Le 27 juin dernier, la France est frappée par un drame national. Nahel, un adolescent de 17 ans, a perdu la vie suite au coup de feu d’un policier, à Nanterre dans les Hauts-de-Seine.
Le policier a été placé en détention provisoire le 29 juin 2023 pour homicide volontaire.
Suite aux événements, deux cagnottes en ligne ont été créées. Une première, destinée à la famille de l’adolescent, et une seconde, destinée à la famille du policier ayant ouvert le feu.
Cependant, la création de cette dernière cagnotte soulève de nombreux débats ayant recueillie un montant deux fois plus élevé que celle en faveur des parents de l’adolescent défunt. Aussi, elle pose de nombreux problèmes éthiques, moraux, mais aussi juridiques.
Juridiquement, les cagnottes sont légales sous certaines conditions. Aussi, les conditions générales d’utilisation du site sur lequel a été créée la cagnotte encadrent les cagnottes dudit site de manière juridique.
Les conditions générales d’utilisation du site www.gofundme.com, mentionne dans ses conditions générales de vente :
« Nonobstant ce qui précède, vous acceptez et déclarez, garantissez et vous engagez à :
- ne pas utiliser les Services pour lever des fonds, créer ou contribuer à une Collecte de fonds avec comme objectif implicite ou explicite de promouvoir ou d’impliquer :[…]
- Tout Contenu Utilisateur qui reflète, incite ou promeut un comportement jugé, à notre entière discrétion, comme étant un abus de pouvoir ou une incitation au terrorisme, à la haine, à la violence, au harcèlement, à l’intimidation, à la discrimination, au financement du terrorisme ou à l’intolérance de quelque nature que ce soit, ou qui reflète un abus de pouvoir lié liée à la race, à l’origine ethnique, à l’origine nationale, à l’affiliation religieuse, à l’orientation sexuelle, au sexe, au genre, à l’identité de genre, à l’expression de genre, aux handicaps ou aux maladies […] ».
Ainsi, toute cagnotte contraire à l’ordre public et aux bonnes mœurs peut être valablement annulée, au même titre que tout autre contrat contraire à ces principes.
En 2019, une cagnotte en ligne avait déjà ouvert le débat. En effet, une cagnotte avait été créée en soutien de Monsieur Christophe DETTINGER, ex-boxeur, sur le site www.leetchi.com, qui a été filmé durant les manifestations des gilets jaunes, frappant deux officiers de police. La cagnotte avait, atteint la somme de 145 000 euros en deux jours.
Très controversée, la légalité de ladite cagnotte fut contestée devant le Tribunal Judiciaire de Paris, qui a rendu un jugement n° 19/03587, le 6 janvier 2021.

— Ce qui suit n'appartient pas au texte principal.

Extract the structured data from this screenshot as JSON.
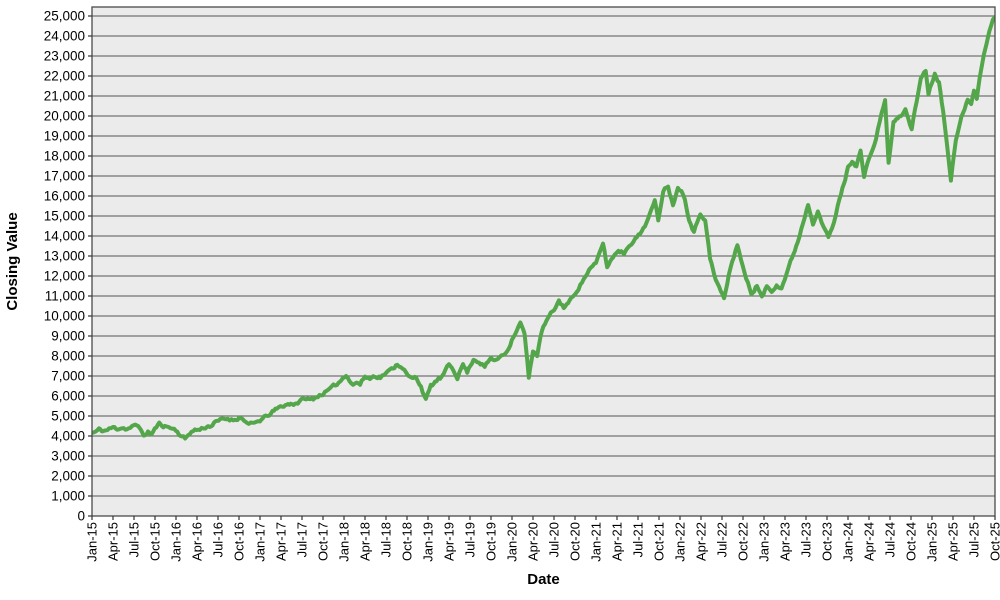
{
  "page": {
    "background": "#ffffff"
  },
  "chart_data": {
    "type": "line",
    "title": "",
    "xlabel": "Date",
    "ylabel": "Closing Value",
    "legend": "none",
    "grid": "horizontal",
    "x_unit": "months since Jan-2015, tick every 3 months",
    "xlim": [
      0,
      129
    ],
    "ylim": [
      0,
      25450
    ],
    "x_tick_step_months": 3,
    "x_tick_labels": [
      "Jan-15",
      "Apr-15",
      "Jul-15",
      "Oct-15",
      "Jan-16",
      "Apr-16",
      "Jul-16",
      "Oct-16",
      "Jan-17",
      "Apr-17",
      "Jul-17",
      "Oct-17",
      "Jan-18",
      "Apr-18",
      "Jul-18",
      "Oct-18",
      "Jan-19",
      "Apr-19",
      "Jul-19",
      "Oct-19",
      "Jan-20",
      "Apr-20",
      "Jul-20",
      "Oct-20",
      "Jan-21",
      "Apr-21",
      "Jul-21",
      "Oct-21",
      "Jan-22",
      "Apr-22",
      "Jul-22",
      "Oct-22",
      "Jan-23",
      "Apr-23",
      "Jul-23",
      "Oct-23",
      "Jan-24",
      "Apr-24",
      "Jul-24",
      "Oct-24",
      "Jan-25",
      "Apr-25",
      "Jul-25",
      "Oct-25"
    ],
    "y_tick_labels": [
      "0",
      "1,000",
      "2,000",
      "3,000",
      "4,000",
      "5,000",
      "6,000",
      "7,000",
      "8,000",
      "9,000",
      "10,000",
      "11,000",
      "12,000",
      "13,000",
      "14,000",
      "15,000",
      "16,000",
      "17,000",
      "18,000",
      "19,000",
      "20,000",
      "21,000",
      "22,000",
      "23,000",
      "24,000",
      "25,000"
    ],
    "y_tick_interval": 1000,
    "plot_bg": "#ebebeb",
    "grid_color": "#747474",
    "border_color": "#4a4a4a",
    "tick_color": "#333333",
    "text_color": "#000000",
    "series": [
      {
        "name": "Closing Value",
        "color": "#54a64a",
        "stroke_width": 4,
        "daily_noise_amplitude": 150,
        "noise_seed": 11,
        "points": [
          [
            0,
            4150
          ],
          [
            0.5,
            4200
          ],
          [
            1,
            4320
          ],
          [
            1.6,
            4250
          ],
          [
            2.2,
            4300
          ],
          [
            3,
            4420
          ],
          [
            3.6,
            4380
          ],
          [
            4.3,
            4430
          ],
          [
            5,
            4350
          ],
          [
            5.7,
            4450
          ],
          [
            6.4,
            4520
          ],
          [
            7,
            4380
          ],
          [
            7.4,
            3950
          ],
          [
            8,
            4220
          ],
          [
            8.5,
            4080
          ],
          [
            9.2,
            4450
          ],
          [
            9.6,
            4600
          ],
          [
            10.4,
            4500
          ],
          [
            11.2,
            4420
          ],
          [
            12,
            4300
          ],
          [
            12.6,
            4050
          ],
          [
            13.3,
            3850
          ],
          [
            14,
            4180
          ],
          [
            14.7,
            4300
          ],
          [
            15.4,
            4320
          ],
          [
            16.2,
            4450
          ],
          [
            17,
            4520
          ],
          [
            17.8,
            4700
          ],
          [
            18.6,
            4830
          ],
          [
            19.4,
            4870
          ],
          [
            20.2,
            4800
          ],
          [
            21,
            4930
          ],
          [
            21.7,
            4830
          ],
          [
            22.4,
            4550
          ],
          [
            23.2,
            4620
          ],
          [
            24,
            4780
          ],
          [
            24.8,
            4950
          ],
          [
            25.6,
            5150
          ],
          [
            26.4,
            5350
          ],
          [
            27.2,
            5500
          ],
          [
            28,
            5580
          ],
          [
            28.8,
            5620
          ],
          [
            29.6,
            5700
          ],
          [
            30.4,
            5880
          ],
          [
            31.2,
            5800
          ],
          [
            32,
            5950
          ],
          [
            33,
            6130
          ],
          [
            34,
            6320
          ],
          [
            35,
            6600
          ],
          [
            35.6,
            6800
          ],
          [
            36.3,
            7100
          ],
          [
            36.8,
            6800
          ],
          [
            37.3,
            6550
          ],
          [
            37.8,
            6700
          ],
          [
            38.3,
            6580
          ],
          [
            39,
            6980
          ],
          [
            39.7,
            6870
          ],
          [
            40.4,
            7020
          ],
          [
            41.2,
            6950
          ],
          [
            42,
            7150
          ],
          [
            42.8,
            7320
          ],
          [
            43.6,
            7600
          ],
          [
            44.4,
            7450
          ],
          [
            45.1,
            7000
          ],
          [
            45.7,
            6850
          ],
          [
            46.3,
            6950
          ],
          [
            47,
            6500
          ],
          [
            47.7,
            5800
          ],
          [
            48.4,
            6480
          ],
          [
            49.2,
            6750
          ],
          [
            50,
            6950
          ],
          [
            51,
            7550
          ],
          [
            51.6,
            7350
          ],
          [
            52.2,
            6950
          ],
          [
            53,
            7580
          ],
          [
            53.6,
            7200
          ],
          [
            54.5,
            7850
          ],
          [
            55.3,
            7720
          ],
          [
            56.1,
            7450
          ],
          [
            57,
            7900
          ],
          [
            57.7,
            7750
          ],
          [
            58.5,
            8050
          ],
          [
            59.3,
            8250
          ],
          [
            60.2,
            9000
          ],
          [
            61.2,
            9650
          ],
          [
            61.8,
            9100
          ],
          [
            62.4,
            6900
          ],
          [
            63,
            8300
          ],
          [
            63.6,
            8050
          ],
          [
            64.3,
            9300
          ],
          [
            65.1,
            9850
          ],
          [
            66,
            10300
          ],
          [
            66.7,
            10750
          ],
          [
            67.4,
            10450
          ],
          [
            68.2,
            10700
          ],
          [
            69,
            11150
          ],
          [
            70,
            11700
          ],
          [
            71,
            12300
          ],
          [
            72,
            12600
          ],
          [
            73,
            13650
          ],
          [
            73.6,
            12450
          ],
          [
            74.4,
            12950
          ],
          [
            75.2,
            13300
          ],
          [
            76,
            13150
          ],
          [
            76.8,
            13600
          ],
          [
            77.6,
            13850
          ],
          [
            78.3,
            14100
          ],
          [
            79,
            14550
          ],
          [
            79.7,
            15100
          ],
          [
            80.4,
            15700
          ],
          [
            80.9,
            14800
          ],
          [
            81.6,
            16300
          ],
          [
            82.3,
            16550
          ],
          [
            83,
            15500
          ],
          [
            83.7,
            16500
          ],
          [
            84.2,
            16250
          ],
          [
            84.7,
            15900
          ],
          [
            85.3,
            14850
          ],
          [
            86,
            14200
          ],
          [
            86.9,
            15150
          ],
          [
            87.6,
            14850
          ],
          [
            88.3,
            12850
          ],
          [
            89.1,
            11800
          ],
          [
            90.3,
            10880
          ],
          [
            91.2,
            12380
          ],
          [
            92.2,
            13600
          ],
          [
            93.2,
            12150
          ],
          [
            94.2,
            11100
          ],
          [
            95,
            11550
          ],
          [
            95.7,
            10900
          ],
          [
            96.4,
            11480
          ],
          [
            97.1,
            11230
          ],
          [
            97.8,
            11620
          ],
          [
            98.5,
            11400
          ],
          [
            99.2,
            12100
          ],
          [
            100,
            12900
          ],
          [
            100.8,
            13700
          ],
          [
            101.6,
            14700
          ],
          [
            102.3,
            15600
          ],
          [
            103,
            14680
          ],
          [
            103.7,
            15320
          ],
          [
            104.5,
            14420
          ],
          [
            105.2,
            13950
          ],
          [
            106,
            14620
          ],
          [
            106.8,
            15900
          ],
          [
            107.4,
            16600
          ],
          [
            108,
            17400
          ],
          [
            108.6,
            17800
          ],
          [
            109.2,
            17500
          ],
          [
            109.8,
            18250
          ],
          [
            110.3,
            16900
          ],
          [
            111,
            17900
          ],
          [
            112,
            18800
          ],
          [
            112.8,
            20200
          ],
          [
            113.3,
            20750
          ],
          [
            113.8,
            17650
          ],
          [
            114.5,
            19700
          ],
          [
            115.3,
            19900
          ],
          [
            116.2,
            20300
          ],
          [
            117.1,
            19400
          ],
          [
            117.8,
            20700
          ],
          [
            118.4,
            21900
          ],
          [
            119.1,
            22300
          ],
          [
            119.5,
            21150
          ],
          [
            120.4,
            22150
          ],
          [
            121,
            21700
          ],
          [
            121.6,
            20200
          ],
          [
            122.1,
            18800
          ],
          [
            122.7,
            16900
          ],
          [
            123.4,
            18700
          ],
          [
            124.2,
            19900
          ],
          [
            125.1,
            20900
          ],
          [
            125.6,
            20650
          ],
          [
            126,
            21350
          ],
          [
            126.4,
            20850
          ],
          [
            127,
            22300
          ],
          [
            127.6,
            23400
          ],
          [
            128.2,
            24200
          ],
          [
            128.7,
            24800
          ],
          [
            129,
            24950
          ]
        ]
      }
    ]
  }
}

Ce dernier a annulé la cagnotte de Monsieur DETTINGER, et a redistribué l’argent donné par donateurs. Le tribunal a notamment estimé que « la collecte de fonds dans cet objectif heurte suffisamment la moralité et l’ordre public pour être considéré comme un but illicite ».
Le jugement admet également le soutient à la famille de Monsieur DETTINGER, à l’aide de cette cagnotte et non pas à ses frais de justice, sans pour autant changer d’avis et verser la somme récoltée à sa famille.

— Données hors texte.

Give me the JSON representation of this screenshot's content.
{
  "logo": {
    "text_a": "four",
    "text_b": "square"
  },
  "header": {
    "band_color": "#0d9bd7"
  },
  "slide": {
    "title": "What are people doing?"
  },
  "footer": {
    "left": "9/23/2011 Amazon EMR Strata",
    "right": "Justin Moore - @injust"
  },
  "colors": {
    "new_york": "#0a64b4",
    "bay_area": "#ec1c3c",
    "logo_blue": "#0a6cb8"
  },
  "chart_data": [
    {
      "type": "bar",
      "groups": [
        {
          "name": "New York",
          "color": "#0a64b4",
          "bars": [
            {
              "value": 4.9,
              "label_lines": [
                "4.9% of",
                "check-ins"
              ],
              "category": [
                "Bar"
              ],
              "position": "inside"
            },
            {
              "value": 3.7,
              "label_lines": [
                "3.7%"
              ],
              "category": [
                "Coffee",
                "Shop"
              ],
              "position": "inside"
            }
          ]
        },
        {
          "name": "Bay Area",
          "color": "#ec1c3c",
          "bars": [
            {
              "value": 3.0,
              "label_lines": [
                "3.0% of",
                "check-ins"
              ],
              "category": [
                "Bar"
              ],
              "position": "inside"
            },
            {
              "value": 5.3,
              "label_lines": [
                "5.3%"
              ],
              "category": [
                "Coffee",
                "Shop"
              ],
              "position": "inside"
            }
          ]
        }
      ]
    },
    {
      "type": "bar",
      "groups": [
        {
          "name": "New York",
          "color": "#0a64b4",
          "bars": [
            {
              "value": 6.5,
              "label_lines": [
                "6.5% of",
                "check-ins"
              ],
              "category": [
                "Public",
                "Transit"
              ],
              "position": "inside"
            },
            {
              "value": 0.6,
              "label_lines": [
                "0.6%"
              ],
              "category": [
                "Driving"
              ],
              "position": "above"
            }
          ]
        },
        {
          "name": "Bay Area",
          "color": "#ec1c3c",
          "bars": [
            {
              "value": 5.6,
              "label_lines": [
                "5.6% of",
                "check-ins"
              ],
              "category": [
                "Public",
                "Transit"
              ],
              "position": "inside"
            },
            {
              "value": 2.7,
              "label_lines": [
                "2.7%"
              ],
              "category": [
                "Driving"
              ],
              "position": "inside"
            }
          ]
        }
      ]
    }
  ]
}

Aussi, l’article 40 de la loi du 29 juillet 1881 sur la liberté de la presse, interdit « d’ouvrir ou d’annoncer publiquement des souscriptions ayant pour objet d’indemniser des amendes, frais et dommages-intérêts prononcés par des condamnations judiciaires, des amendes forfaitaires, des amendes de composition pénale ». Cette infraction pénale est inapplicable « dès lors qu’il ne s’agissait pas d’organiser une souscription pour payer des condamnations déjà intervenues ».
Dans le cas du policier de Nanterre, aucune condamnation n’a pour le moment été prononcée, l’article 40 de la loi de 1881, n’aura, par conséquent, pas voie à s’appliquer.

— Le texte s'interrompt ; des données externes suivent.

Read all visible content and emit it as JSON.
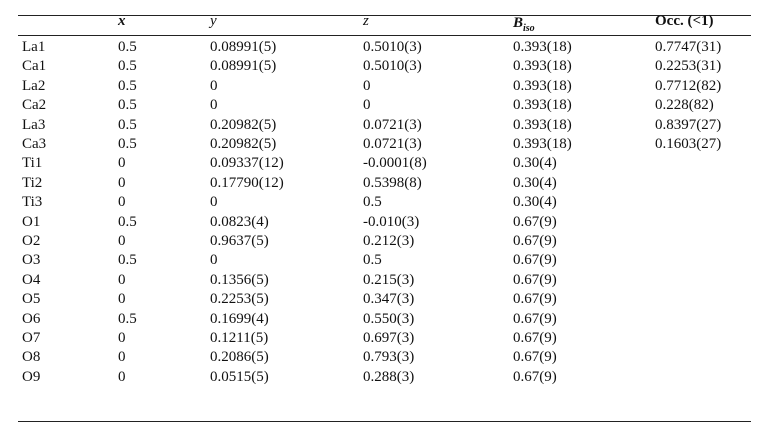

Pourtant, et au vu de la situation actuelle, il paraît peu probable que la cagnotte soit considérée comme étant en faveur de l’ordre public et des bonnes mœurs.
Au regard du jugement prononcée par Tribunal Judicaire de Paris en date du 6 janvier 2021, des CGU du site GoFundMe et de la situation actuelle, la cagnotte, s’élevant aujourd’hui au montant de 1 085 000 euros, pourrait être annulée, malgré son intitulé « Soutien pour la famille du policier de Nanterre » visant la famille du policier.